Thursday, October 18th, 2018, at 7:00 p.m.
Every month, films from the Library’s collection are shown at the Mary Pickford Theater in the James Madison building, ranging from titles newly preserved by the National Audio Visual Conservation Center film lab, classics from the National Film Registry, and lesser known titles worthy of discovery.
This month we present Only Yesterday:
ONLY YESTERDAY (Universal, 1933). Directed by John M. Stahl. Screenplay by William Hurlbut, Arthur Richman and George O’Neill, based on the book of the same name by Frederick Lewis Allen. With Margaret Sullavan, John Boles, Edna May Oliver, Billie Burke, Benita Hume, Reginald Denny. (104 min, black & white, 35mm).
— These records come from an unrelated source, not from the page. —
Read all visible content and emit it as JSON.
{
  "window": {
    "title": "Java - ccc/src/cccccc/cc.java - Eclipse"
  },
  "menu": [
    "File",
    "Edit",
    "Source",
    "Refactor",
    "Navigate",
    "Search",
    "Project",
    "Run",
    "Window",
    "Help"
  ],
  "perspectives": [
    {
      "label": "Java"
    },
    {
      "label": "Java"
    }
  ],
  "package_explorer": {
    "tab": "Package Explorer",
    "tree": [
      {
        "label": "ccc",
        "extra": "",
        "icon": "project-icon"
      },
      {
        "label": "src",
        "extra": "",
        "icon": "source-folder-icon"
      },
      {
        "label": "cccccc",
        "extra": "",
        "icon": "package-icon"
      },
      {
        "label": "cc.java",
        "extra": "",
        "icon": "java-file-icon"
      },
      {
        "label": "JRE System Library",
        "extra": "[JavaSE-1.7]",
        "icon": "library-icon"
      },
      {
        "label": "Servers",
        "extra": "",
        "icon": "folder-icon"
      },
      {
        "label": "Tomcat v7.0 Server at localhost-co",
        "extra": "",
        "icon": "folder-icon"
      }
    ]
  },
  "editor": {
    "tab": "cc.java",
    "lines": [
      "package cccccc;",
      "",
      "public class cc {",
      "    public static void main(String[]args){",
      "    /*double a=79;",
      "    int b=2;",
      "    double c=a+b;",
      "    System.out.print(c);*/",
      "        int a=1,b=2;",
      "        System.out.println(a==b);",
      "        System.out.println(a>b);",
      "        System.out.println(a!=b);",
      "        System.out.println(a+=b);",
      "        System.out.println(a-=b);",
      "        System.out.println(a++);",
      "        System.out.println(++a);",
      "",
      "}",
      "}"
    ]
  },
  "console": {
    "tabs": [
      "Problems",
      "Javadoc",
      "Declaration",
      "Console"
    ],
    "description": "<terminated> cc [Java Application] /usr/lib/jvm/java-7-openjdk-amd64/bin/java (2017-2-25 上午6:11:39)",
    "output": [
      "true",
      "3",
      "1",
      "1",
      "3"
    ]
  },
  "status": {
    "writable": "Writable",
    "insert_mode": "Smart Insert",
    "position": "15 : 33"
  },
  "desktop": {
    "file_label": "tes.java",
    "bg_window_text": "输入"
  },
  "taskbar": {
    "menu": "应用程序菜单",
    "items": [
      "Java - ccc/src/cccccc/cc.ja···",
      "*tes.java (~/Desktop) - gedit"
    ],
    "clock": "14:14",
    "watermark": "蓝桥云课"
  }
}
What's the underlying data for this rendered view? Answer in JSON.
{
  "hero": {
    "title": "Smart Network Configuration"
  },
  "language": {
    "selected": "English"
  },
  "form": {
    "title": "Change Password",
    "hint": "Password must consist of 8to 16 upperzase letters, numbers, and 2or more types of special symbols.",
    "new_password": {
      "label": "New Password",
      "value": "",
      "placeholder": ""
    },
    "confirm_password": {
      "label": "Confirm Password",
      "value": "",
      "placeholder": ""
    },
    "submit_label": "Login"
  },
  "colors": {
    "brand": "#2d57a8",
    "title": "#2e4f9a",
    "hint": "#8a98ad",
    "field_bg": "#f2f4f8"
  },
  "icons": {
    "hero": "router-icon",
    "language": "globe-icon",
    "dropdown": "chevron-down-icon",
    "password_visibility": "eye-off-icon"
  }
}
A powerful pre-code melodrama chronicling the love of a single mother for the man who had fathered her child and then forgot her. Spanning the period from 1917 and America’s entry into World War I to the stock market crash of 1929, the film was nominally based on a bestselling social history of 1920’s America by the editor of Harper’s Magazine. Unofficially, however, the story was adapted from Austrian author Stefan Zweig’s novella “Letter from an Unknown Woman,” which fifteen years later would serve as the source for Max Ophüls’s celebrated film of the same name. “Only Yesterday” marked the film debut of Broadway actress Margaret Sullavan and is undoubtedly one of the finest achievements of director John M. Stahl, “the master of melodrama” best known for a series of sophisticated women’s pictures produced at Universal in the 1930’s. Preserved in 2016 by the Library of Congress Packard Campus Film Preservation Lab from original nitrate negatives in the AFI/Universal Pictures Collection.
Seating is on a first-come first-serve basis. Doors open at 6:30 pm.
For more information on our programs, please visit the Mary Pickford Theater website.
The Mary Pickford Theater is located on the 3rd floor of the Library of Congress James Madison Building, 101 Independence Ave. SE, Washington, DC, 20540.